Pirela's name has floated around on the periphery of the Yankee system for a few years when it comes to identifying real prospects. He's a guy who's been good enough to warrant mentioning, but not great enough to warrant real "top prospect" consideration. Now that he's on the verge of making his MLB debut, here's a quick profile on him for those unfamiliar.
Pirela was signed as a 17-year-old out of Venezuela in 2007. He got a $300,000 signing bonus at the time, so it wasn't like he was a complete unknown on the international circuit. He quickly began his career playing for the Yankees' Dominican League team that year, moved up to the GCL in 2008, and spent a full year at Low-A Charleston as a 19-year-old in 2009, where he hit .295/.354/.381 in 97 games. After a down year for High-A Tampa in 2010, Pirela arrived in Trenton in 2011 and began a grueling process towards making it to the final rung of the pro baseball ladder. He spent almost 3 full seasons there before getting a late-2013 call up to SWB, and was a full-time member of the RailRider roster this year when he had the aforementioned best year of his career.
Offensively, Pirela profiles as a contact-heavy hitter with a little pop and plus speed. He's at his best when he's squaring the ball up, hitting it into the gaps, and using his wheels to turn it into extra bases. Not a huge home run guy early in his career, Pirela has developed some power as he's advanced and has hit 10 HR in each of his last 2 MiL seasons. Over his 8-year MiL career, he owns a .273/.339/.391 slash line in almost 3.500 PA. He doesn't walk a ton, but he knows what he's doing with the bat and hasn't had a K rate over 17% since 2010.
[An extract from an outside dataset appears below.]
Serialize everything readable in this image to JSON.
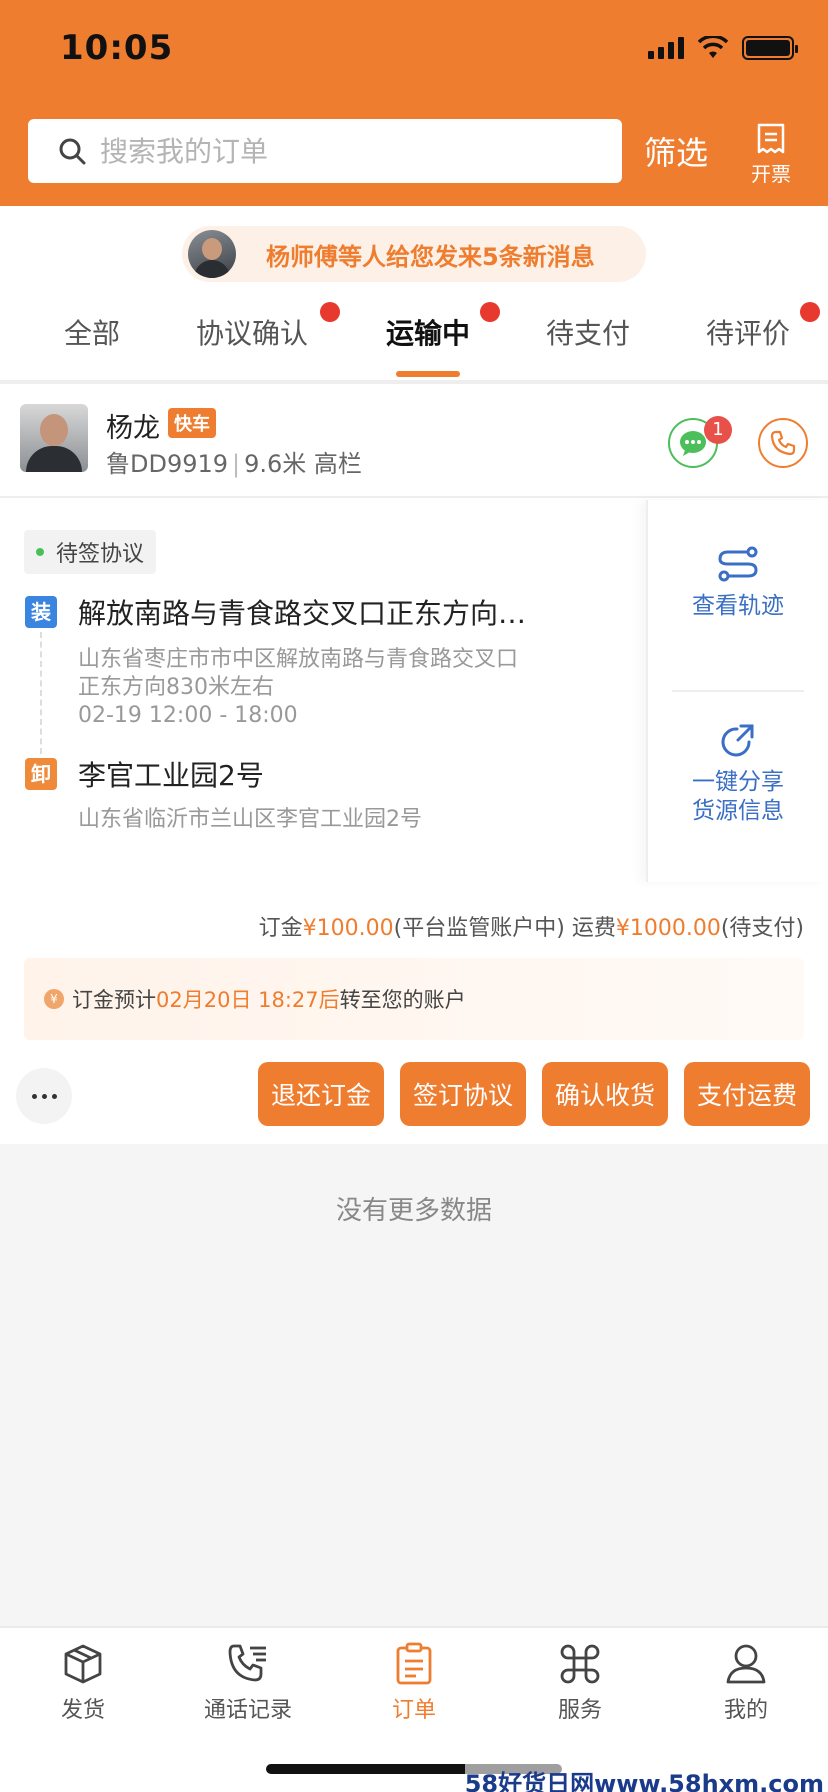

Pirela's player profile evolution has not been limited to just offense. Signed as a middle infielder, he spent his first 4 seasons splitting time between second base and shortstop. It wasn't until he got to Trenton in 2011 that his coaches started experimenting with him at other positions, and it wasn't until 2013 that second base became his primary position. This season he played second, first, and shortstop and spent at least 6 games in all 3 outfield spots for SWB, and he's been praised by scouts for the improvements he's made at second and the natural athletic ability that allows him to be so defensively versatile.
In a sense, the Yankees are replacing Prado with a poor man's version of Prado. Pirela can play all the same positions the Yankees were rotating Prado through and he offers a similar offensive profile. Because of the lack of output coming from guys like Stephen Drew and Brendan Ryan up the middle and the injury problems in the outfield, Pirela figures to see some significant game action over the next dozen games. At least I think he does. He's due to become a MiL free agent after this season, so it behooves the Yankees to get a look at him for 40-man roster protection purposes. He most likely won't become an All Star at the Major League level, but Pirela could have a future on next year's bench if he shows enough with the bat in his 2-week audition.